Hello, hello, hello. Desculpa a demora, as coisas estão muito agitadas por aqui, e esse capítulo estava incompleto no meu celular a um maior tempão, só faltava finalizar. Como eu já disse, resumi bastante o enredo da fic, pois estou com plenos de postar outra antes do final do ano, então, espero ter vocês como leitores.

Boa leitura.

Capítulo 25 - Dia do julgamento


Cinco dias depois…


Vocês sabem qual é o significado de inferno? Ou melhor, a exemplificação dele? Não? Pois eu lhes apresento agora. A minha vida nos últimos dias.

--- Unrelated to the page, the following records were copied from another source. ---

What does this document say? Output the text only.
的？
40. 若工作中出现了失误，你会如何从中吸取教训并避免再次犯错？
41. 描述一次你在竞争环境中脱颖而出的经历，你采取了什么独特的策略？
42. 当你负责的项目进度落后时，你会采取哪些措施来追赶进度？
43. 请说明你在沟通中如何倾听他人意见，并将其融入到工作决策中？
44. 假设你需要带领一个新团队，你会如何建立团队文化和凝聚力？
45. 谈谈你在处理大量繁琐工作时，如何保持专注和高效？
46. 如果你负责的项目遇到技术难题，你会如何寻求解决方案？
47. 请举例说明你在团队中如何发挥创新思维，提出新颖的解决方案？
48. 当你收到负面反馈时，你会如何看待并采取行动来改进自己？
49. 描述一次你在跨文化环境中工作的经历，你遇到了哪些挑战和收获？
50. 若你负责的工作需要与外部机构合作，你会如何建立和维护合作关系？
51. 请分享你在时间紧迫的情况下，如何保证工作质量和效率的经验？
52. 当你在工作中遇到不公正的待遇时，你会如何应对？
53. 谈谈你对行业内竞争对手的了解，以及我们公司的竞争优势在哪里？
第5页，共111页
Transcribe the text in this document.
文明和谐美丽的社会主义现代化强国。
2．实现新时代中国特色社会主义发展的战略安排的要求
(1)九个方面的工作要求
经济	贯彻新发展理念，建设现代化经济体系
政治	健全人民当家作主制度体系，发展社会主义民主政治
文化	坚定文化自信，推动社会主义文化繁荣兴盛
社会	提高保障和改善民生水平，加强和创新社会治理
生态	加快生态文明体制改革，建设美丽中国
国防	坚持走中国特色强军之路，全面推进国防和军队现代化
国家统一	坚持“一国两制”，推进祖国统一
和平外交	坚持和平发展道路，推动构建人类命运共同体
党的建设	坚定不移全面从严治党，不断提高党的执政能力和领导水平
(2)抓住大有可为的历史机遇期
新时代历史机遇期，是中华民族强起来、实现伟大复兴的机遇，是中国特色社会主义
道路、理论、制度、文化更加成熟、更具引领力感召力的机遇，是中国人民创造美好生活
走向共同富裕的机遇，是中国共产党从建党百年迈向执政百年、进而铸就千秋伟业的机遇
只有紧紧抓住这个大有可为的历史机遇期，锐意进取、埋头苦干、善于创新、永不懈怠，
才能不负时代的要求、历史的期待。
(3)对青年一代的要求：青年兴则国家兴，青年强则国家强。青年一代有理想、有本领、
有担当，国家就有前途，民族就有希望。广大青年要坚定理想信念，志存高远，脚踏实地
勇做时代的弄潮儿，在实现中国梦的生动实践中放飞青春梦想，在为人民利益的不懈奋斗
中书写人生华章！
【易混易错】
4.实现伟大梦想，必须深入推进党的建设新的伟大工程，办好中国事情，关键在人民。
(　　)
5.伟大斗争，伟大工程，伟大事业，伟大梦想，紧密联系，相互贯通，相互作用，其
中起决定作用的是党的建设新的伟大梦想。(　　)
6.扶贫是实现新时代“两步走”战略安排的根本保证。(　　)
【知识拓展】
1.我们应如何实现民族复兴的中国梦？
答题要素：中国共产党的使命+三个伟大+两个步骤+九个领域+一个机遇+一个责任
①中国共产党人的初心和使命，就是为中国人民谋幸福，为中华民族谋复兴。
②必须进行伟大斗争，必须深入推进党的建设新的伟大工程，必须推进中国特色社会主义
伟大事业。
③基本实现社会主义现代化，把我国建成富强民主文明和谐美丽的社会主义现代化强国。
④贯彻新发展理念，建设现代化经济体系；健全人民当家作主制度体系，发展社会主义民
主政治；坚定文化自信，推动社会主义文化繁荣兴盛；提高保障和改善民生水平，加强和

Eu não consigo acreditar no ponto em que minha vida chegou, sério, não consigo.Se eu achava que tudo que eu passei de ruim era o inferno, eu me enganei, porque eu não sabia o que me esperava pela frente.  Vou citar só algumas coisas para vocês que aconteceram nesses últimos dias. Minha casa já foi revirada mais de três vezes pela polícia, todas as contas do Justin, e nossos conjuntas estão bloqueadas, as propriedades também estão congeladas é sobre investigação, não consegui outra escola pras crianças, elas estão morando com a Pattie, a galeria, que eu nunca imaginei que seria alvo de alguma investigação, já bateu fiscais da federal duas vezes lá, exigiu todos os documentos e os recibos das doações, houve um declínio no número de alunos e professores, porque ninguém quer estudar em um lugar que está sobre investigação criminal. E para completar a desgraça completa, a empresa está indo de mal a pior, perdemos duas grandes empreitadas.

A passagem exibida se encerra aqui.